Further, Erhman’s comparison to the abrogation doctrine in Islam is not accurate. Abrogation refers to later statements in the Quran that expressly reject earlier statements in the Quran. The doctrine of abrogation, as it is stated in the Quaran, is nothing like what we read in the Bible. Ehrman should know that. In fact, he probably does know that, but he conflates abrogation with how the biblical text reads because the nuance doesn’t matter to him.

The Quran is one writing authored by one man during a short time span. The Bible is many writings written by many people over more than one thousand years. No one taking either book seriously would lump them together like that or claim that the Islamic doctrine of abrogation is found in the Bible.

Erhman’s description of what Christians would believe is very wooden, without any nuance or depth. For one thing, he makes no distinction between genres in the Bible. The Book of Revelation, for instance, is apocryphal literature written in very symbolic and metaphorical language.  If there is any book in the Bible that should not be taken “literally”, it is the Book of Revelation.

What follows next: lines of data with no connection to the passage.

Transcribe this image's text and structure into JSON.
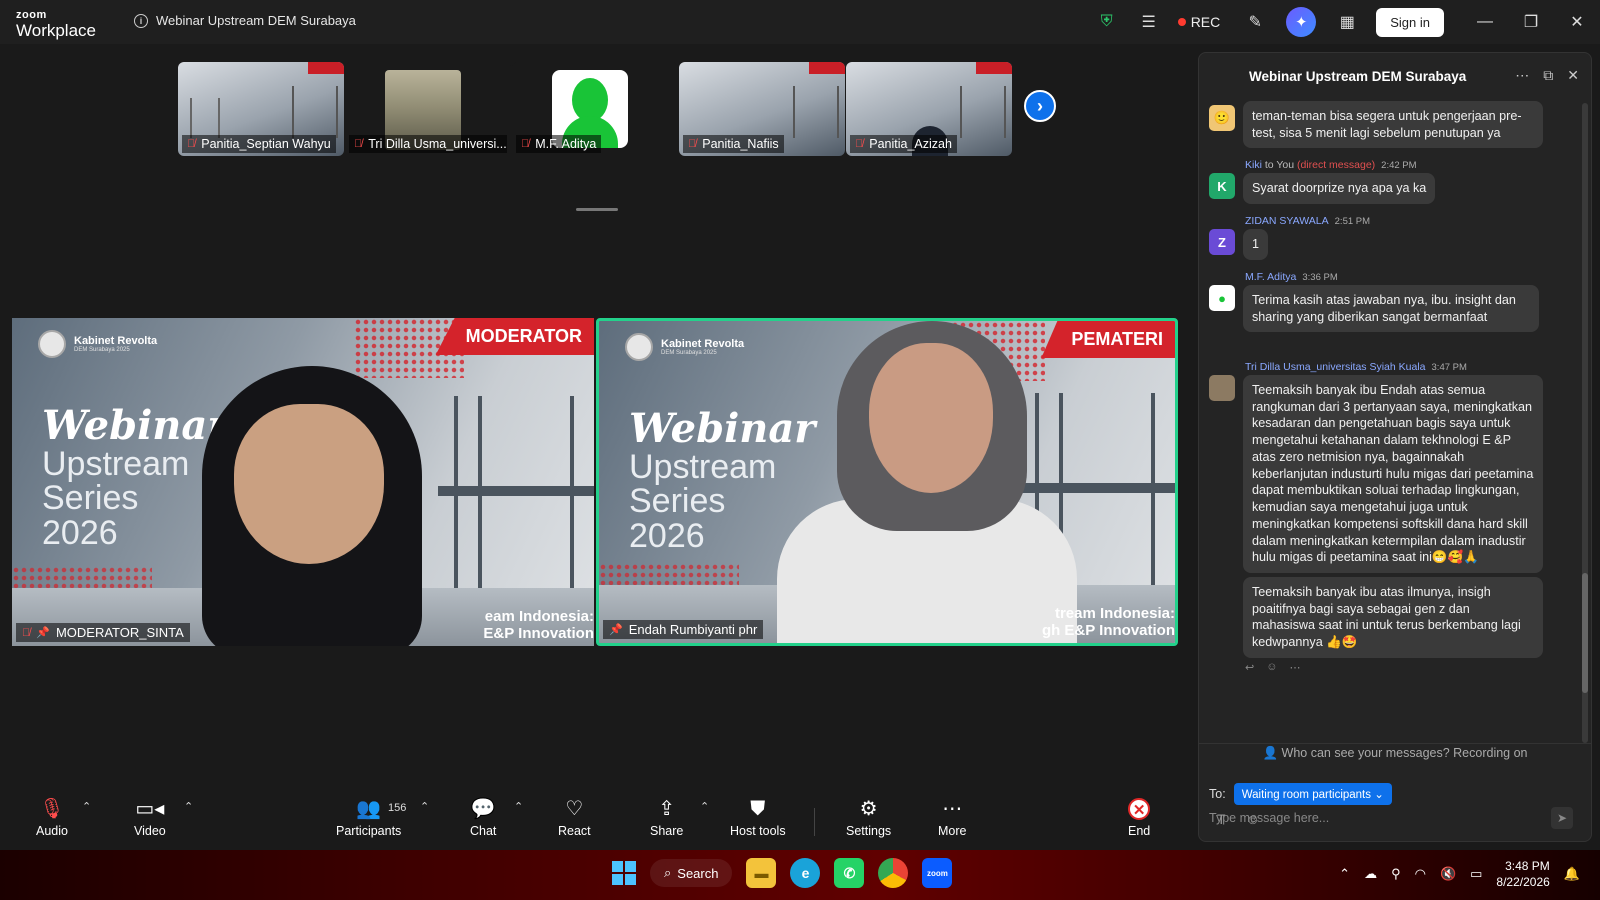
{
  "app": {
    "logo_line1": "zoom",
    "logo_line2": "Workplace",
    "meeting_title": "Webinar Upstream DEM Surabaya",
    "rec_label": "REC",
    "signin_label": "Sign in"
  },
  "thumbnails": [
    {
      "name": "Panitia_Septian Wahyu",
      "kind": "poster"
    },
    {
      "name": "Tri Dilla Usma_universi...",
      "kind": "photo"
    },
    {
      "name": "M.F. Aditya",
      "kind": "avatar"
    },
    {
      "name": "Panitia_Nafiis",
      "kind": "poster"
    },
    {
      "name": "Panitia_Azizah",
      "kind": "poster"
    }
  ],
  "videos": {
    "left": {
      "name": "MODERATOR_SINTA",
      "tag": "MODERATOR"
    },
    "right": {
      "name": "Endah Rumbiyanti phr",
      "tag": "PEMATERI"
    }
  },
  "toolbar": {
    "audio": "Audio",
    "video": "Video",
    "participants": "Participants",
    "participants_count": "156",
    "chat": "Chat",
    "react": "React",
    "share": "Share",
    "host_tools": "Host tools",
    "settings": "Settings",
    "more": "More",
    "end": "End"
  },
  "chat": {
    "title": "Webinar Upstream DEM Surabaya",
    "messages": [
      {
        "sender": "",
        "time": "",
        "text": "teman-teman bisa segera untuk pengerjaan pre-test, sisa 5 menit lagi sebelum penutupan ya"
      },
      {
        "sender": "Kiki",
        "to": "to You",
        "dm": "(direct message)",
        "time": "2:42 PM",
        "avatar": "K",
        "text": "Syarat doorprize nya apa ya ka"
      },
      {
        "sender": "ZIDAN SYAWALA",
        "time": "2:51 PM",
        "avatar": "Z",
        "text": "1"
      },
      {
        "sender": "M.F. Aditya",
        "time": "3:36 PM",
        "text": "Terima kasih atas jawaban nya, ibu. insight dan sharing yang diberikan sangat bermanfaat"
      },
      {
        "sender": "Tri Dilla Usma_universitas Syiah Kuala",
        "time": "3:47 PM",
        "text": "Teemaksih banyak ibu Endah atas semua rangkuman dari 3 pertanyaan saya, meningkatkan kesadaran dan pengetahuan bagis saya untuk mengetahui ketahanan dalam tekhnologi E &P atas zero netmision nya, bagainnakah keberlanjutan industurti hulu migas dari peetamina dapat membuktikan soluai terhadap lingkungan, kemudian saya mengetahui juga untuk meningkatkan kompetensi softskill dana hard skill dalam meningkatkan ketermpilan dalam inadustir hulu migas di peetamina saat ini😁🥰🙏"
      },
      {
        "sender": "",
        "time": "",
        "text": "Teemaksih banyak ibu atas ilmunya, insigh poaitifnya bagi saya sebagai gen z dan mahasiswa saat ini untuk terus berkembang lagi kedwpannya 👍🤩"
      }
    ],
    "privacy_note": "Who can see your messages? Recording on",
    "to_label": "To:",
    "to_value": "Waiting room participants ⌄",
    "input_placeholder": "Type message here..."
  },
  "taskbar": {
    "search_label": "Search",
    "time": "3:48 PM",
    "date": "8/22/2026"
  }
}
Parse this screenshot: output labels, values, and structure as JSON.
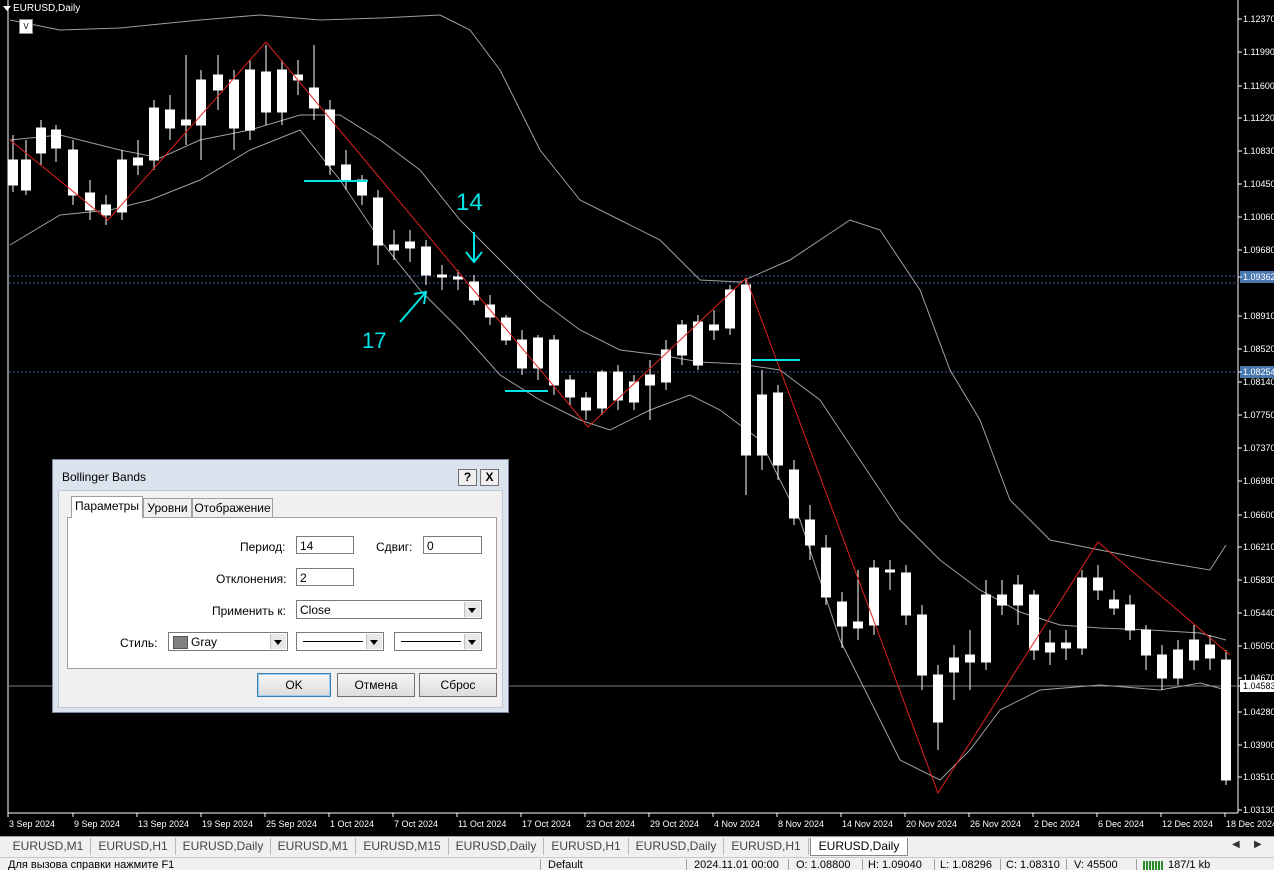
{
  "chart": {
    "symbol_title": "EURUSD,Daily",
    "indicator_box": "V",
    "price_labels": [
      "1.12370",
      "1.11990",
      "1.11600",
      "1.11220",
      "1.10830",
      "1.10450",
      "1.10060",
      "1.09680",
      "1.09362",
      "1.08910",
      "1.08520",
      "1.08254",
      "1.08140",
      "1.07750",
      "1.07370",
      "1.06980",
      "1.06600",
      "1.06210",
      "1.05830",
      "1.05440",
      "1.05050",
      "1.04670",
      "1.04583",
      "1.04280",
      "1.03900",
      "1.03510",
      "1.03130"
    ],
    "highlighted_prices": [
      "1.09362",
      "1.08254",
      "1.04583"
    ],
    "date_labels": [
      "3 Sep 2024",
      "9 Sep 2024",
      "13 Sep 2024",
      "19 Sep 2024",
      "25 Sep 2024",
      "1 Oct 2024",
      "7 Oct 2024",
      "11 Oct 2024",
      "17 Oct 2024",
      "23 Oct 2024",
      "29 Oct 2024",
      "4 Nov 2024",
      "8 Nov 2024",
      "14 Nov 2024",
      "20 Nov 2024",
      "26 Nov 2024",
      "2 Dec 2024",
      "6 Dec 2024",
      "12 Dec 2024",
      "18 Dec 2024"
    ],
    "annotations": [
      "14",
      "17"
    ],
    "colors": {
      "background": "#000000",
      "candle_bull": "#ffffff",
      "bands": "#a0a0a0",
      "zigzag": "#e02020",
      "markup": "#00e5e5",
      "grid_line": "#4060a0"
    }
  },
  "tabs": {
    "items": [
      "EURUSD,M1",
      "EURUSD,H1",
      "EURUSD,Daily",
      "EURUSD,M1",
      "EURUSD,M15",
      "EURUSD,Daily",
      "EURUSD,H1",
      "EURUSD,Daily",
      "EURUSD,H1",
      "EURUSD,Daily"
    ],
    "active_index": 9
  },
  "status": {
    "help": "Для вызова справки нажмите F1",
    "profile": "Default",
    "datetime": "2024.11.01 00:00",
    "open": "O: 1.08800",
    "high": "H: 1.09040",
    "low": "L: 1.08296",
    "close": "C: 1.08310",
    "volume": "V: 45500",
    "traffic": "187/1 kb"
  },
  "dialog": {
    "title": "Bollinger Bands",
    "help_btn": "?",
    "close_btn": "X",
    "tabs": [
      "Параметры",
      "Уровни",
      "Отображение"
    ],
    "period_label": "Период:",
    "period_value": "14",
    "shift_label": "Сдвиг:",
    "shift_value": "0",
    "deviation_label": "Отклонения:",
    "deviation_value": "2",
    "apply_label": "Применить к:",
    "apply_value": "Close",
    "style_label": "Стиль:",
    "style_color": "Gray",
    "ok": "OK",
    "cancel": "Отмена",
    "reset": "Сброс"
  }
}
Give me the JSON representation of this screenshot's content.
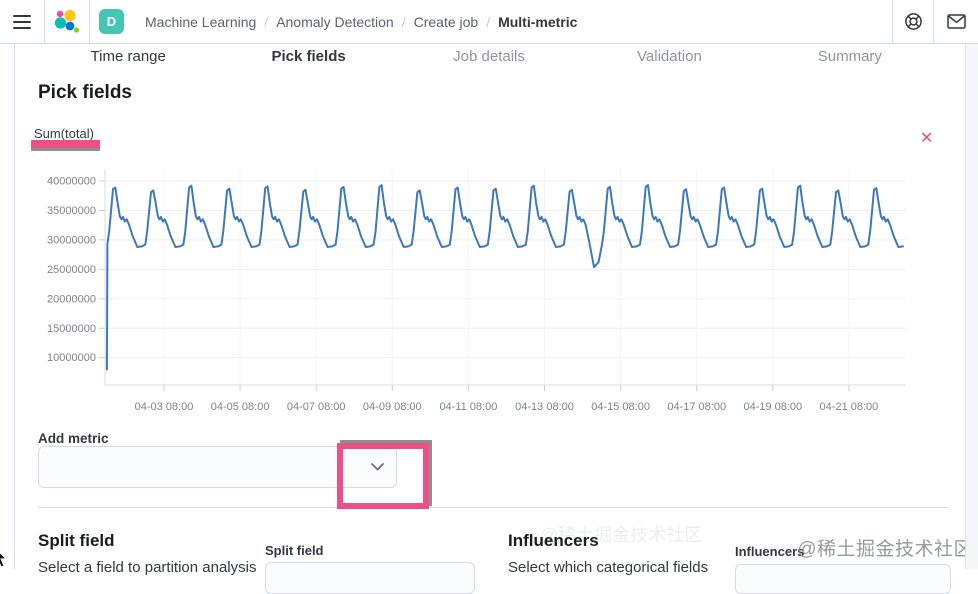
{
  "navbar": {
    "space_badge": "D",
    "breadcrumbs": [
      {
        "label": "Machine Learning",
        "current": false
      },
      {
        "label": "Anomaly Detection",
        "current": false
      },
      {
        "label": "Create job",
        "current": false
      },
      {
        "label": "Multi-metric",
        "current": true
      }
    ]
  },
  "steps": [
    {
      "label": "Time range",
      "state": "complete"
    },
    {
      "label": "Pick fields",
      "state": "current"
    },
    {
      "label": "Job details",
      "state": "incomplete"
    },
    {
      "label": "Validation",
      "state": "incomplete"
    },
    {
      "label": "Summary",
      "state": "incomplete"
    }
  ],
  "page_title": "Pick fields",
  "chart_data": {
    "type": "line",
    "title": "Sum(total)",
    "y_ticks": [
      10000000,
      15000000,
      20000000,
      25000000,
      30000000,
      35000000,
      40000000
    ],
    "x_tick_labels": [
      "04-03 08:00",
      "04-05 08:00",
      "04-07 08:00",
      "04-09 08:00",
      "04-11 08:00",
      "04-13 08:00",
      "04-15 08:00",
      "04-17 08:00",
      "04-19 08:00",
      "04-21 08:00"
    ],
    "x_tick_first_day": 1.55,
    "x_tick_spacing_days": 2,
    "x_domain_days": 21.05,
    "grid": true,
    "legend": "none",
    "series": [
      {
        "name": "Sum(total)",
        "color": "#3b79b8",
        "values_unit": "millions",
        "intro_points": [
          [
            0.05,
            8.0
          ],
          [
            0.062,
            29.0
          ]
        ],
        "cycle_start_day": 0.06,
        "cycle_count": 21,
        "daily_pattern": [
          [
            0.0,
            29.2
          ],
          [
            0.05,
            31.5
          ],
          [
            0.15,
            38.4
          ],
          [
            0.21,
            38.7
          ],
          [
            0.27,
            36.3
          ],
          [
            0.33,
            34.0
          ],
          [
            0.37,
            33.5
          ],
          [
            0.41,
            33.9
          ],
          [
            0.46,
            33.1
          ],
          [
            0.51,
            33.5
          ],
          [
            0.57,
            32.6
          ],
          [
            0.67,
            30.6
          ],
          [
            0.79,
            28.8
          ],
          [
            0.91,
            28.9
          ]
        ],
        "peak_jitter": [
          0.2,
          -0.3,
          0.5,
          0.0,
          0.4,
          -0.2,
          0.3,
          0.6,
          -0.3,
          0.2,
          0.0,
          0.5,
          -0.2,
          0.3,
          0.6,
          -0.1,
          0.2,
          0.0,
          0.5,
          -0.3,
          0.1
        ],
        "anomaly": {
          "cycle_index": 12,
          "overrides": [
            [
              0.67,
              29.5
            ],
            [
              0.79,
              25.4
            ],
            [
              0.91,
              26.2
            ]
          ]
        }
      }
    ]
  },
  "icons": {
    "close": "✕",
    "breadcrumb_separator": "/"
  },
  "add_metric": {
    "label": "Add metric"
  },
  "split_field": {
    "heading": "Split field",
    "description": "Select a field to partition analysis",
    "label": "Split field"
  },
  "influencers": {
    "heading": "Influencers",
    "description": "Select which categorical fields",
    "label": "Influencers"
  },
  "watermark": "@稀土掘金技术社区",
  "colors": {
    "annotation_pink": "#ee4f86",
    "line_blue": "#3b79b8",
    "space_badge_teal": "#45c5b3",
    "close_red": "#e0565f",
    "border": "#d3dae6"
  }
}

Revelation is similar in genre to the Book of Daniel, except that Daniel provides the interpretation for the visions Daniel describes.  The interpretation Daniel provides is extremely metaphoric and symbolic. Extrapolating from Daniel suggests that we should not take Revelation “literally” (though many people have tried).

It’s curious that Erhman, being a New Testament scholar, does not address nuance or depth in Biblical understanding. Ehrman has continued to hold onto a fundamentalist mindset, not even acknowledging that most scholars, most believing scholars, do not view the Bible that way.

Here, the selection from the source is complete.